She had listened with her lips parted breathlessly, and her nightlike eyes dilated.

In the far distant time, when he had been amidst the world of men, he had known how to utter the words that burned, and charm to stillness a raging multitude. He had not altogether lost this power, at such rare times as he still cared to break his silence, and to unfold the unforgotten memories of a life long dead. He would speak thus to her, but to no other.

Folle-Farine listened, mute and breathless, her great eyes uplifted to the sun, where it was sinking westward through a pomp of golden and of purple cloud. He was the only creature who ever spoke to her as though she likewise were human, and she followed his words with dumb unquestioning faith, as a dog its master's footsteps.

"The soul! What is the soul?" she muttered, at length.

He caught in his hand the beautiful diamond-winged butterfly, which now, freed of the dust and drinking in the sunlight, was poised on a foxglove in the hedge near him, and held it against the light.

"What is it that moves this creature's wings, and glances in its eyes, and gives it delight in the summer's warmth, in the orchid's honey, and in the lime-tree's leaves?
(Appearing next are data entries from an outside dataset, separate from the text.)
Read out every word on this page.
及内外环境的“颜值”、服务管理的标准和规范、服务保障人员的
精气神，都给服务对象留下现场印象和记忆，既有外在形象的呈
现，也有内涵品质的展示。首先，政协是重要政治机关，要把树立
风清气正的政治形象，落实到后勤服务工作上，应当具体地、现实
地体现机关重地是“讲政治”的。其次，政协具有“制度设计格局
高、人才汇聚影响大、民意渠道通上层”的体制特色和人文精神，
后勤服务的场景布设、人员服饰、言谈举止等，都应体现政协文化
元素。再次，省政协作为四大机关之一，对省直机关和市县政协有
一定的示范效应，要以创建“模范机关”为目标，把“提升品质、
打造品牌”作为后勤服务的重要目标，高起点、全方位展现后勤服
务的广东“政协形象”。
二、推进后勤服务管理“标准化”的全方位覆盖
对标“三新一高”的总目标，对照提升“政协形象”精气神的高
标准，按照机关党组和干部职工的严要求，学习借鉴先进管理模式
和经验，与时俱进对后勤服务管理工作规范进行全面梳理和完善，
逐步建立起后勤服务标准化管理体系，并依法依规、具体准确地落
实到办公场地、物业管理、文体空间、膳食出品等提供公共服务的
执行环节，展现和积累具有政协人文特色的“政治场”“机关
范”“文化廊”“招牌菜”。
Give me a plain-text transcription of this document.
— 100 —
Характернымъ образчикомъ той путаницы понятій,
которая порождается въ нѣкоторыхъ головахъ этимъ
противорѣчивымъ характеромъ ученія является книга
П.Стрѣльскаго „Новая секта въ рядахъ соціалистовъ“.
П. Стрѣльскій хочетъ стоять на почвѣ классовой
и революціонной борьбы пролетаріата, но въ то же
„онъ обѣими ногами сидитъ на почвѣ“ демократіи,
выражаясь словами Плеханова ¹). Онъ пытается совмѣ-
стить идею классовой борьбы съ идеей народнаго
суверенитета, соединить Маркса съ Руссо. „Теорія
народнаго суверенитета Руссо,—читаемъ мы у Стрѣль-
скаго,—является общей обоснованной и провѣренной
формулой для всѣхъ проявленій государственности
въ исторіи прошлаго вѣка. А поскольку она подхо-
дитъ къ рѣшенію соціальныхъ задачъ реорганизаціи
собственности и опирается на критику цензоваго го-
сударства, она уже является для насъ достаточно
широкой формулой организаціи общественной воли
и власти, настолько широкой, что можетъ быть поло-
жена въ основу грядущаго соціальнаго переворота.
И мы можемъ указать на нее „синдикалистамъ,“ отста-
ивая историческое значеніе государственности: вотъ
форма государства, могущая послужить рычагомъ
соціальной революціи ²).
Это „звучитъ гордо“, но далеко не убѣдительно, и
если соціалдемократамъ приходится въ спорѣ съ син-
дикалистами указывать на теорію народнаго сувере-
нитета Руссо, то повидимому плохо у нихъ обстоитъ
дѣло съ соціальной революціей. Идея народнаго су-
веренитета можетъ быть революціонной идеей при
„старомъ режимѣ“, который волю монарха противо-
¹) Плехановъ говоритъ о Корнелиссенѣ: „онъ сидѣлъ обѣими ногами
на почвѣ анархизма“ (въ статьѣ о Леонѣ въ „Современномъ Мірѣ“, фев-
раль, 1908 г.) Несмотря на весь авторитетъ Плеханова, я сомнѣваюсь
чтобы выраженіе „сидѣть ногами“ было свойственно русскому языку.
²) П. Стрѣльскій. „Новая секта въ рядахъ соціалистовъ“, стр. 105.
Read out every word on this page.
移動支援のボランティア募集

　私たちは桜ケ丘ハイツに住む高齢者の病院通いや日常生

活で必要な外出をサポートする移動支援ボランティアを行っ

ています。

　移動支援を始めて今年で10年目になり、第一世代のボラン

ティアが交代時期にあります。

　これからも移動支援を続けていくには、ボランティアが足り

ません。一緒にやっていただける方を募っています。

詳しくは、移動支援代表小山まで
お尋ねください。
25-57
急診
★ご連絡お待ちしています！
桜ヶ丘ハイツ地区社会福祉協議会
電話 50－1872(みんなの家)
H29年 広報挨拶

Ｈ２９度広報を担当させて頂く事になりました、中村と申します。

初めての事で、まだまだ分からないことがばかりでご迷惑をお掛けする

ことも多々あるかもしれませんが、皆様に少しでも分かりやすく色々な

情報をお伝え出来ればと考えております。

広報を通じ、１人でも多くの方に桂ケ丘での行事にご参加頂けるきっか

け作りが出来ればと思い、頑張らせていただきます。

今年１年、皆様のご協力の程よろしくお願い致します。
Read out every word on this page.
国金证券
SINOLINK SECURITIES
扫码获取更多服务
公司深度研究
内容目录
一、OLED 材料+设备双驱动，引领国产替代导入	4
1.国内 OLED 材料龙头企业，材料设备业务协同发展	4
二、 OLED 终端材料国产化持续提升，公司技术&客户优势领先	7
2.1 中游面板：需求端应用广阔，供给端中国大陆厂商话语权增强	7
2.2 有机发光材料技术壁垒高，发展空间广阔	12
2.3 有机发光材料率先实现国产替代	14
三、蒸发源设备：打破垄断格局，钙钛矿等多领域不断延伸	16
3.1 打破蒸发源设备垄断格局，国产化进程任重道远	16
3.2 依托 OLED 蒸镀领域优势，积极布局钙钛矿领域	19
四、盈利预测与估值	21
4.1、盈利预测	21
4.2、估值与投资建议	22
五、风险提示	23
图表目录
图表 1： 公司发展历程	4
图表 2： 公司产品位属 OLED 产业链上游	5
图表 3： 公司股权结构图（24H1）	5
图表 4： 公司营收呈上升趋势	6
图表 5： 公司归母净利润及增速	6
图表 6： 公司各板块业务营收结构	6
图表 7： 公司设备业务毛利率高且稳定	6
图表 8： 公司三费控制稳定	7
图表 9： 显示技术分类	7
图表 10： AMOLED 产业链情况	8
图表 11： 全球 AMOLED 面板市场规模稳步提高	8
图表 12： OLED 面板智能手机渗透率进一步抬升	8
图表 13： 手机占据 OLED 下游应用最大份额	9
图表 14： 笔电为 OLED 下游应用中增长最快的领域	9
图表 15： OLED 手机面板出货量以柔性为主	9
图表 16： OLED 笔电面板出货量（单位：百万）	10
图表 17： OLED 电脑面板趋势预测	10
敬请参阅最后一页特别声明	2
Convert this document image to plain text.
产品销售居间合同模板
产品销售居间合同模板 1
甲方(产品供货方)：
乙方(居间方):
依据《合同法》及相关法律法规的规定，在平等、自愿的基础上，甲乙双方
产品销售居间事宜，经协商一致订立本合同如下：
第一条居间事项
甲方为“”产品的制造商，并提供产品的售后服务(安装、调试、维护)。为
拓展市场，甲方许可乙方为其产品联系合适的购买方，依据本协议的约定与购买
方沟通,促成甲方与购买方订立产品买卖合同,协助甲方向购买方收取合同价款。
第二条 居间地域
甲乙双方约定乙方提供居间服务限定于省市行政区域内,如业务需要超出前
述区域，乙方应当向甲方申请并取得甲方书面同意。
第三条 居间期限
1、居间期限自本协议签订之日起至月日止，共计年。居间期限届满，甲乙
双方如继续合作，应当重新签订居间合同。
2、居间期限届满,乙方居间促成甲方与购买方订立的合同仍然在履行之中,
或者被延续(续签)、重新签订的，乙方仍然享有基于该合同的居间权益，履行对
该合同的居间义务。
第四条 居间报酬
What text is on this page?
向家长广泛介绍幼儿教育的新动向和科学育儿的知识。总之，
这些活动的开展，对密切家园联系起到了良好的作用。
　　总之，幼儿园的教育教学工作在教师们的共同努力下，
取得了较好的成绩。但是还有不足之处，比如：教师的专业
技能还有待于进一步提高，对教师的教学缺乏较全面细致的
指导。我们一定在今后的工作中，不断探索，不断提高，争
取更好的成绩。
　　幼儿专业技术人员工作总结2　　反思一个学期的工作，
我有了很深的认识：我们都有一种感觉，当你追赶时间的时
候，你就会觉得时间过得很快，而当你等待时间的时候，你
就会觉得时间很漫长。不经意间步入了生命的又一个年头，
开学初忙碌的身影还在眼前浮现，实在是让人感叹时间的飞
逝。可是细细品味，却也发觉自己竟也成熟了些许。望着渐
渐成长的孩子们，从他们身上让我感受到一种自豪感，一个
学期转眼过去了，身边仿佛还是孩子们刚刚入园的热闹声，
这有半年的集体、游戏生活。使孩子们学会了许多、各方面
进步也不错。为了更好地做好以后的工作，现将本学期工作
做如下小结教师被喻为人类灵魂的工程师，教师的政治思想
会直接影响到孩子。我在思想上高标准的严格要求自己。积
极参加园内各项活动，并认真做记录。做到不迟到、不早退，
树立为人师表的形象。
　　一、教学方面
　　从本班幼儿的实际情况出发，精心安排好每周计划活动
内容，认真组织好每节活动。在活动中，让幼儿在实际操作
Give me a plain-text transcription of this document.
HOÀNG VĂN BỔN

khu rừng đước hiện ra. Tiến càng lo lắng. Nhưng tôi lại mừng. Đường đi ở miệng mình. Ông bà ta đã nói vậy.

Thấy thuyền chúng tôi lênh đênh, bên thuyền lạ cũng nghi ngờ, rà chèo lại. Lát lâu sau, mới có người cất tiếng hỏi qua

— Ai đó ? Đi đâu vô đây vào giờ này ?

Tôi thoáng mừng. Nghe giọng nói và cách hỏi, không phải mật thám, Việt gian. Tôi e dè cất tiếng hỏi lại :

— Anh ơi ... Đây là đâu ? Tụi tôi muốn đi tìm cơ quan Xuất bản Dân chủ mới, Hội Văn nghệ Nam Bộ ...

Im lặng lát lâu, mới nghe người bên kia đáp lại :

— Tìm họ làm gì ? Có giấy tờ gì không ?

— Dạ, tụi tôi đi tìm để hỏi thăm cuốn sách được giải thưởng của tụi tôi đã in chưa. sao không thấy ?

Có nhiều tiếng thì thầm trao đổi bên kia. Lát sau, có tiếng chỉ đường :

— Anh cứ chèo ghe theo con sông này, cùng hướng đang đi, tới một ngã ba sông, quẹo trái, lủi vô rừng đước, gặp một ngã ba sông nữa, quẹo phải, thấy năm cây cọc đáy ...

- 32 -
I do not know; but I know that I can kill it—with one grind of my heel. So much we know of the soul—no more."

She freed it from his hand.

"Whoever made it, then, was cruel. If he could give it so much power, why not have given it a little more, so that it could escape you always?"

"You ask what men have asked ten times ten thousand years—since the world began—without an answer. Because the law of all creation is cruelty, I suppose; because the dust of death is always the breath of life. The great man, dead, changes to a million worms, and lives again in the juices of the grass above his grave. It matters little. The worms destroy; the grasses nourish. Few great men do more than the first, or do as much as the last."

"But get you homeward," he continued, breaking off his parable; "it is two hours past noon, and if you be late on the way you pay for it with your body. Begone."